In this PhD project, our goal is to support the discoverability and reusability of precision medicine datasets by facilitating data integration and exchange through artificial intelligence methods combined with semantic models. Datasets are often represented in free-text formats, particularly in EMRs. The ability to derive structured representation out of such narrative contents is key for the standardization and semantic representation of biomedical concepts and models, enabling automated processing and secondary data analyses. Structured information can be extracted at different levels of granularity. Previous and ongoing work in the biomedical domain has focused on extracting pairwise relationships, e.g., protein-protein [2], drug-drug [3], and chemical-disease [4] interactions, or as more complicated networks, such as action graphs describing synthesis recipes in material sciences [5]. Information extracted with such methods can be enriched with meta-information, such as timestamps [6], and linked to complementary semantic resources [7], improving the discoverability and reusability of the datasets.



In this project we are specifically interested i) to develop and apply text mining methods to support the automatic population of standard minimal metadata models, ii) investigate the use of generic and specific biomedical NLP methods for structuring and enriching short and long textual datasets and iii) to analyze how the information encoded by these structured concepts varies overtime within data sharing networks. The student will work in the framework of EH 2020 CINECA project.



References

1. Fröhlich H, Balling R, Beerenwinkel N, Kohlbacher O, Kumar S, Lengauer T, Maathuis MH, Moreau Y, Murphy SA, Przytycka TM, Rebhan M. From hype to reality: data science enabling personalized medicine. BMC medicine. 2018 Dec;16(1):150.

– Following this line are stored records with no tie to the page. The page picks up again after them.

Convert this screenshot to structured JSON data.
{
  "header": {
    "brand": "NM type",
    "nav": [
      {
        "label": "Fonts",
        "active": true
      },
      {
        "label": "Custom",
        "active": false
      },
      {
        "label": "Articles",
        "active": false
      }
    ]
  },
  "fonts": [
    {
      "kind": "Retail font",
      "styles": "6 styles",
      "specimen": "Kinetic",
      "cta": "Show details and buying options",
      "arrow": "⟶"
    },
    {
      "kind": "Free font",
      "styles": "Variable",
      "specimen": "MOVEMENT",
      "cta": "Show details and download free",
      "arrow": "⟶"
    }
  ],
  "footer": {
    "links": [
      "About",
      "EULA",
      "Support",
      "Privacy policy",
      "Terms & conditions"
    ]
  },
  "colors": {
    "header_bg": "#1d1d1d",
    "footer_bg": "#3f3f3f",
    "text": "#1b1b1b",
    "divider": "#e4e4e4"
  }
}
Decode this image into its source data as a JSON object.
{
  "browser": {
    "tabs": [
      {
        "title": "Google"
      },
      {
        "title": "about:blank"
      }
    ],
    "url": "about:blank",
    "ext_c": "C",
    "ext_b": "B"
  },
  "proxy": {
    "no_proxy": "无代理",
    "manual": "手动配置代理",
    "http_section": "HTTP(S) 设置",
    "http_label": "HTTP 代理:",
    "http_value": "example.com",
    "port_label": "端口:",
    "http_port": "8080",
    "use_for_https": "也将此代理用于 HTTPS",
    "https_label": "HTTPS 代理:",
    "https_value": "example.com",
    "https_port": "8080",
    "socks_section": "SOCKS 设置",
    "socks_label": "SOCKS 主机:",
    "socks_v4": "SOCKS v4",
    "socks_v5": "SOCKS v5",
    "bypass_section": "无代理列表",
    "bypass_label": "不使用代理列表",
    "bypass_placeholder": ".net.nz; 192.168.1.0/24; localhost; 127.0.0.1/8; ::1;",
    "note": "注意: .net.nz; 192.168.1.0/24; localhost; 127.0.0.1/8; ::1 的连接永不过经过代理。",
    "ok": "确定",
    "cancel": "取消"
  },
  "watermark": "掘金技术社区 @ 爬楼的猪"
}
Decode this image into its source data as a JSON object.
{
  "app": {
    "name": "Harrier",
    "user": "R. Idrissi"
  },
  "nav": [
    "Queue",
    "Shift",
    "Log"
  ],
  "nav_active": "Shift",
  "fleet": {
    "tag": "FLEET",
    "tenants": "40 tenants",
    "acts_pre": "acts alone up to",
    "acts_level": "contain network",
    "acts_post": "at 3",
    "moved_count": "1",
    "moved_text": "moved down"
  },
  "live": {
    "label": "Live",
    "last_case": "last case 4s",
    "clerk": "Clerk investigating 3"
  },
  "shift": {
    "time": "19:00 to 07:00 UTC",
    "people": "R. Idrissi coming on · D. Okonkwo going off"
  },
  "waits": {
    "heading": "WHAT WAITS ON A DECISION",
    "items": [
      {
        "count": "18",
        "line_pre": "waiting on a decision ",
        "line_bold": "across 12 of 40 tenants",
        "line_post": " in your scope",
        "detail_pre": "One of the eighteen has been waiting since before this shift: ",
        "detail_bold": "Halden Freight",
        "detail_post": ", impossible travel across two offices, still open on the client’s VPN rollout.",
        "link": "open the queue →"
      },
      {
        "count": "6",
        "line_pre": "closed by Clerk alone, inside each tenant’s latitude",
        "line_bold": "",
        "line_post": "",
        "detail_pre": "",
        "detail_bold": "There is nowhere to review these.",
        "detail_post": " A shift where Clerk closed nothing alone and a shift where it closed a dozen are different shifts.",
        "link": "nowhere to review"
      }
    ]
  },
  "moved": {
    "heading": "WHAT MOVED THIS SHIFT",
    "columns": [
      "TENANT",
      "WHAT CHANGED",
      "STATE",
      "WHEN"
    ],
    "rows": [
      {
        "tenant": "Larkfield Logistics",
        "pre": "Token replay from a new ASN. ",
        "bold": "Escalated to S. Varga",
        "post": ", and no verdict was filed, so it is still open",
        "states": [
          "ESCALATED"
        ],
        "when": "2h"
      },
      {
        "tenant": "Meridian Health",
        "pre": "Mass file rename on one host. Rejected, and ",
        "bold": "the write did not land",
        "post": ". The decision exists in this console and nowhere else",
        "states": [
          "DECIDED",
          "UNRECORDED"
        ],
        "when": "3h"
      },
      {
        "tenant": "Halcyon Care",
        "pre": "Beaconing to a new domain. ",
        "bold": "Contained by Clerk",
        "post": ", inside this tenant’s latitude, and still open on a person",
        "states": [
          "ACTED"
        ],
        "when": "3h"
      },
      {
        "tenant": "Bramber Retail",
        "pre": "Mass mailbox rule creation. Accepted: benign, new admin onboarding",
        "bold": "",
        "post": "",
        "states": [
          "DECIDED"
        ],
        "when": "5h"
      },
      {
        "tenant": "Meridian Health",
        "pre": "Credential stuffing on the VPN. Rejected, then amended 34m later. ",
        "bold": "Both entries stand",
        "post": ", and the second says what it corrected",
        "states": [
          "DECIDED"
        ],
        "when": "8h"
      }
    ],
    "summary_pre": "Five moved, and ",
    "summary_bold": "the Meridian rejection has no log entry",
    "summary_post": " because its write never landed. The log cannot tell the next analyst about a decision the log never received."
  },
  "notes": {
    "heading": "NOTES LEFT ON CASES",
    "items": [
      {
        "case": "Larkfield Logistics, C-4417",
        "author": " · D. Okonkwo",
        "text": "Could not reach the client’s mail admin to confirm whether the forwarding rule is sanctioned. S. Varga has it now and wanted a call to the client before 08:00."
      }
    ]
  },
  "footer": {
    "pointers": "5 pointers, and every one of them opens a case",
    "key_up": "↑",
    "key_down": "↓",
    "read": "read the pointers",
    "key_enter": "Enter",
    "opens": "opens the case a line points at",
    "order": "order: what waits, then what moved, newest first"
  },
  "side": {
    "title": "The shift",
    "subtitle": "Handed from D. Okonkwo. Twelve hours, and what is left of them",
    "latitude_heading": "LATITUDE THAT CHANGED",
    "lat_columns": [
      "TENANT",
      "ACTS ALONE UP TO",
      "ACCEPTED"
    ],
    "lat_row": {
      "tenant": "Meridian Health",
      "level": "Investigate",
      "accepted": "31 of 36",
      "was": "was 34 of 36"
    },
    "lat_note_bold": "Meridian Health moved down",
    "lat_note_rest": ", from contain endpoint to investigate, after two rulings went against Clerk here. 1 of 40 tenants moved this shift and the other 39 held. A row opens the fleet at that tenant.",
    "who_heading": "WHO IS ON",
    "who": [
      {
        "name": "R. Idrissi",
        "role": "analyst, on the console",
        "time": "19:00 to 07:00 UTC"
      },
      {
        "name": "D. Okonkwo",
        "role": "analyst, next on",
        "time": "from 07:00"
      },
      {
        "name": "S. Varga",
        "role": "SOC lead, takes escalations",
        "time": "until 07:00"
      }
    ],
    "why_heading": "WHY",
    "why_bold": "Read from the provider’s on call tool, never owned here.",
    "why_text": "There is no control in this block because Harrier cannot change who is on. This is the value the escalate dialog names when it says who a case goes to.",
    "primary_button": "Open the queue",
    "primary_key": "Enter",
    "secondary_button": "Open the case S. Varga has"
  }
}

2. Mallory EK, Zhang C, Ré C, Altman RB. Large-scale extraction of gene interactions from full-text literature using DeepDive. Bioinformatics. 2015 Sep 3;32(1):106-13.

3. Segura-Bedmar I, Martínez P, Zazo MH. Semeval-2013 task 9: Extraction of drug-drug interactions from biomedical texts (ddiextraction 2013). InSecond Joint Conference on Lexical and Computational Semantics (* SEM), Volume 2: Proceedings of the Seventh International Workshop on Semantic Evaluation (SemEval 2013) 2013 (Vol. 2, pp. 341-350).

4. Li J, Sun Y, Johnson RJ, Sciaky D, Wei CH, Leaman R, Davis AP, Mattingly CJ, Wiegers TC, Lu Z. BioCreative V CDR task corpus: a resource for chemical disease relation extraction. Database. 2016 Jan 1;2016.

5. Mysore S, Kim E, Strubell E, Liu A, Chang HS, Kompella S, Huang K, McCallum A, Olivetti E. Automatically extracting action graphs from materials science synthesis procedures. arXiv preprint arXiv:1711.06872. 2017 Nov 18.

6. Zhou H, Deng H, Huang D, Zhu M. Hedge scope detection in biomedical texts: an effective dependency-based method. PloS one. 2015 Jul 28;10(7):e0133715.

7. Teodoro D, Mottin L, Gobeill J, Arighi C, Ruch P. Assessing text embedding models for assigning UniProt classes to scientific literature. Proceedings of Biocuration. f1000research. com/slides/6-1673. 2017.